Sebuah novel yang terkesan begitu nakal dan berbeda jauh dari karya-karya sebelumnya yang pernah diterbitkan seperti Keluarga Cemara maupun Canting. Rabu Rasa Sabtu membuat pembaca menjadi tertawa, terhenyak, bahkan terisak. Tema yang diangkat cukup berat yakni tentang kematian. Namun demikian, Arswendo berusaha memberi tahu bahwa kematian sesuatu yang sepele bahkan seolah-olah dapat dikendalikan oleh manusia. Oleh karenanya, kehidupan yang ada jalani saja. Demikian halnya dengan persoalan norma, Arswendo menggambarkan dengan begitu ekspresif dan cukup vulgar mengenai tata cara menggauli orang sakit yang hampir sekarat beserta percintaan yang tidak terduga.  

2.2 Metode Ganzheit
Metode Ganzheit aliran psikologi Gestalt yang menyatakan bahwa suatu keseluruhan/totalitas memiliki kualitas baru yang tidak sama dengan jumlah semua elemen-elemennya (Ali dalam Heriyanto, 1985: 416). Sebuah kata tanpa disadari  ada sebuah huruf yang hilang atau salah cetak. Sebuah wajah secara intim sekali, tapi bila pada suatu saat timbul pertanyaan bagaimana bentuk bibir atau hidup dari wajah tersebut secara tepat,maka akan cukup kesulitan untuk mencoba merekonstruksi kembali bentuk-bentuk bibir atau hidung yang dinyatakan tersebut. Bahkan kemungkinan besar akan gagal untuk memenuhi permintaan itu. Padahal, sudah benar-benar kenal dengan wajah tersebut.
Sebuah  lagu yang benar-benar didengar dapat kita lagukan satu demi satu nada-nadanya sambil setengah tertidur. Cobalah  nada-nada dari lagu yang telah kita kenal benar itu, kita susun secara terbalik, dari belakang ke permulaan. Maka akan kita dapati betapa susah melakukan hal ini dan kemungkinan besar kita gagal sama sekali. Pada hal kita sudah benar-benar kenal lagu itu. Semua ini karena pada hakekatnya, yang kita hayati ialah sebuah totalitas. Sebuah totalitas bukanlah elemen yang kita susun satu per satu. Sebuah totalitas langsung kita hayati sebagai keseluruhan, bukan melalui penghayatan elemen-elemennya satu per satu.

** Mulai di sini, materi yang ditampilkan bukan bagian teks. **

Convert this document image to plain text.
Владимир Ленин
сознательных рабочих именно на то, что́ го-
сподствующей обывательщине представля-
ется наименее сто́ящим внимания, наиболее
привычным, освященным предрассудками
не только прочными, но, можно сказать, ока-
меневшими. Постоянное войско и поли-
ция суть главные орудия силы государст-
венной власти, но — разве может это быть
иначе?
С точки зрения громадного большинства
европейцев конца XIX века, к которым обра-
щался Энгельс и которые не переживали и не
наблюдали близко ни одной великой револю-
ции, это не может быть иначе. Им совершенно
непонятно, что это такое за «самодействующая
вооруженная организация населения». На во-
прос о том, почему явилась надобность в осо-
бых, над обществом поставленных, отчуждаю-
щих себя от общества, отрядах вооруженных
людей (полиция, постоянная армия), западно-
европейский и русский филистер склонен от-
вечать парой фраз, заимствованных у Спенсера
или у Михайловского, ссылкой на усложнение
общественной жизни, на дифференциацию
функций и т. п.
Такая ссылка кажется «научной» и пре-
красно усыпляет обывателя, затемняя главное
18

Metode kritik seni Ganzheit sebenarnya telah dijalankan secara hampir sempurna pada musik. Pada musik, penghayatan total lebih mudah terjadi karena elemen-elemen musik adalah rangsang-rangsang "abstrak" yang tidak berdiri sendiri. Oleh karena itu, dalam menghadapi sebuah karya seni musik, orang secara spontan melakukan approach yang langsung menuju kepada penghayatan total dan bukan melalui penghayatan elemen. Sehingga demikian, terjadi sebuah interferensi dinamis dan baru sesudah selesai mendengarkan seluruh lagu itu, dia berkata "aku suka" atau "aku tidak suka” (Arief dalam Heriyanto, 1985: 420).

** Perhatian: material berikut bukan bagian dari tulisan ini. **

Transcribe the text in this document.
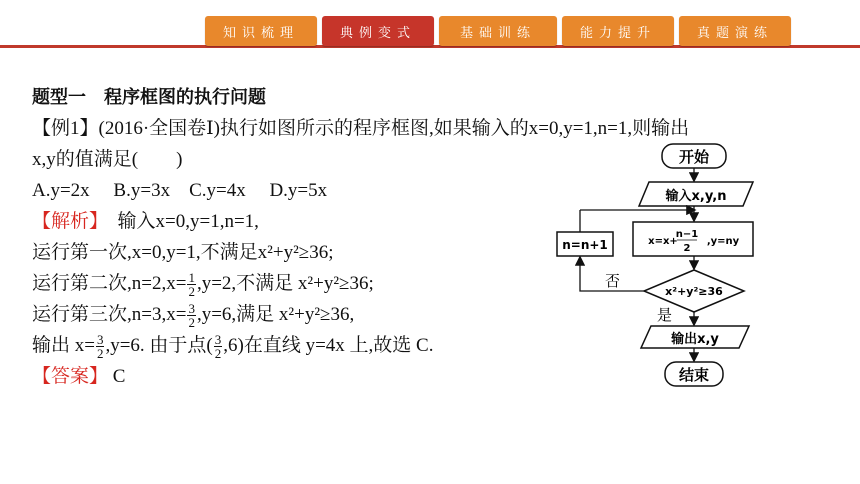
知识梳理	典例变式	基础训练	能力提升	真题演练
题型一　程序框图的执行问题
【例1】(2016·全国卷Ⅰ)执行如图所示的程序框图,如果输入的x=0,y=1,n=1,则输出
x,y的值满足(　　)
A.y=2x　 B.y=3x　C.y=4x　 D.y=5x
【解析】　输入x=0,y=1,n=1,
运行第一次,x=0,y=1,不满足x²+y²≥36;
运行第二次$,n=2,x= \frac{1}{2} ,y=2$,不满足 x²+y²≥36;
运行第三次$,n=3,x= \frac{3}{2} ,y=6$,满足 x²+y²≥36,
输出 $x= \frac{3}{2} ,y=6$. 由于点( $\frac{3}{2} ,6$)在直线 y=4x 上,故选 C.
【答案】 C
开始
输入x,y,n
x=x+
n−1
2
,y=ny
n=n+1
x²+y²≥36
否
是
输出x,y
结束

Metode kritik Ganzheit merupakan suatu proses partisipasi aktif dari sang kritikus terhadap karya seni yang dihadapinya. Mula-mula sang kritikus membiarkan karya seninya secara merdeka berbicara sendiri. Kemudian terjadilah sebuah dialog, sebuah pertemuan, sebuah interferensi dinamis antara kedua subyek yang hidup di dalamnya. Sebuah proses refleksi dan analisa. Elemen-elemen menjadi "terang dan jelas" dalam hubungannya dengan penyatuan keseluruhan tersebut. Elemen-elemen itu mendapatkan nilainya dari penyatuan total tersebut. Elemen-elemen yang tadinya tampak kaku-beku, setelah terjadi sebuah interferensi dinamis, seakan-akan mencair dan menjadi hidup penuh warna-warni (Arief dalam Heriyanto, 1985: 424-425).
Pada saat sang kritikus menuliskan pengalaman-pengalamannya ini, maka lahirlah sebuah kritik seni yang merupakan hasil sebuah percintaan atau sebuah persengketaan antara seorang manusia dan sebuah karya seni. Sebuah percintaan atau sebuah persengketaan. Ini berarti hanya karya-karya seni tertentu saja yang dapat membuat sang kritikus tergerak. Ini berlainan sekali dengan metode kritik yang analitis.
Sebuah kritik sastra yang analitis dapat saja membuat kritik dan membanding-bandingkannya dengan karya seni lain, karena dalam metode ini sudah ada konsepsi-konsepsi universal yang dapat (dipaksakan) diterapkan kepada semua karya seni. Apalagi dalam kritik sastra analitis sang kritikus bersikap pasif dalam partisipasinya secara penuh sebagai pribadi dan merdeka. Sang kritikus aktif dalam menggunakan "alat-alat bedahnya", tapi sangat kurang dalam melibatkan dirinya sendiri (Arief dalam Heriyanto, 1985: 425).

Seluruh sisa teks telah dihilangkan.